July 29, 2017

470 words 3 mins read

Zplug and Others

Zplug and Others

Been a user of prezto for about 5 years now (ever since I started using zsh) and have always wondered what’s it’s like to either have a minimal zsh configuration from scratch, to use a plugin manager, or try out another framework.

I went on ahead and checked out some zsh “tools” that I can migrate too. zsh from scratch is pretty hard for me and what I had in mind was that I don’t change zsh configuration often.

zr

I’ve stumbled on zr from /r/zsh which is a plugin manager written in rust. Installation was quite simple since all I had to do was clone the project and do a cargo install .

I installed some popular plugins and provided a basic zsh configuration. Everything was working fine.
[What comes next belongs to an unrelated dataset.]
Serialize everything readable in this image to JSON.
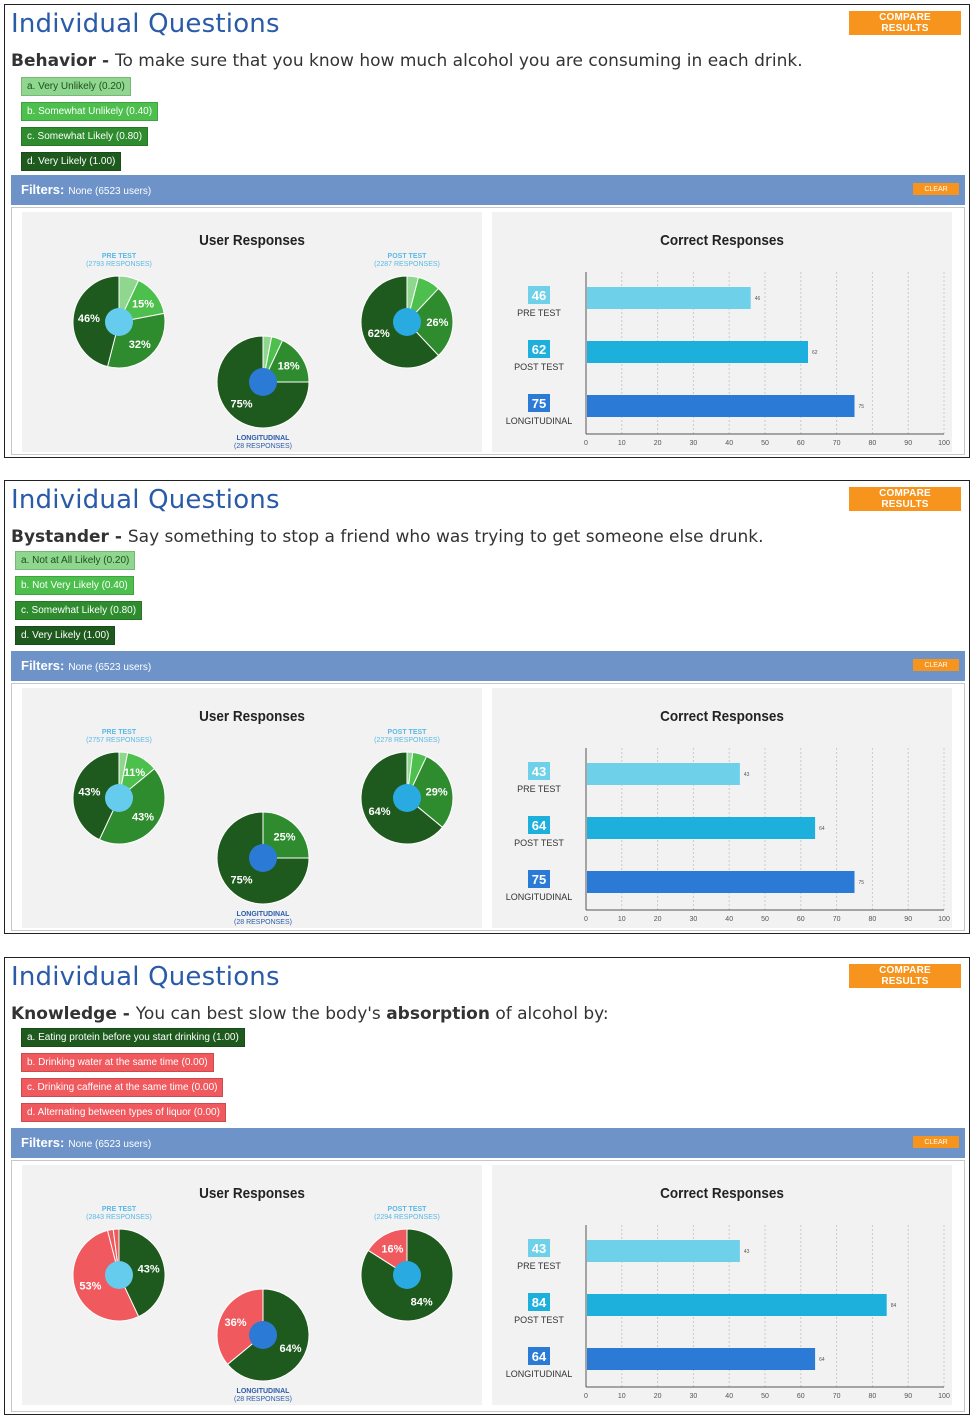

I then proceeded to installing some prezto modules (the git module was really useful to me).

For some reason, I then encountered a lot of errors. I’m not entirely sure what caused it. Maybe because zr is not mature enough yet, or perhaps I had errors in my configuration, or maybe I was missing some configurations. I didn’t investigate further although I think I might just missing something.

zim

zim is another zsh framework that marketed itself to be fast. I think it has something to do with zcompile. Its modules are also taken either from oh-my-zsh and/or prezto. Start up time does seem to be pretty fast.

Installation was really simple as well - similar to the installation of prezto. It provides a custom module which is meant for putting all user customizations.

One issue I had was that I can’t get history-substring-search to work. I’m also a little uncomfortable when a project is outdated. prezto at one point became outdated which made me want to switch to another zsh framework. There are chances the same thing would happen to zim.

grml

grmlzshconfig is a minimal zsh configuration and very popular on Arch Linux. It only has a .zshrc and customizations go on to .zshrc.local. It’s really nice, simple, and fast and I’ve considered to switching to it as well.

zplug

zplug is a popular plugin manager. It competes along side antigen.

I used brew install zplug (brew info zplug for more information) to install.

I installed a few plugins and realized that I really am dependent on prezto. I settled with zplug and prezto and installed the modules that I originally used in prezto. Still using prezto and not entirely sure what benefits have I gained with using zplug and prezto although it does feel neater now having lines like these only:

zplug "modules/environment", from:prezto
zplug "modules/terminal", from:prezto
zplug "modules/editor", from:prezto
zplug "modules/history", from:prezto
zplug "modules/directory", from:prezto

I might move to other zsh tools (maybe zgen) in the near future but for now I’m fine with zplug and prezto.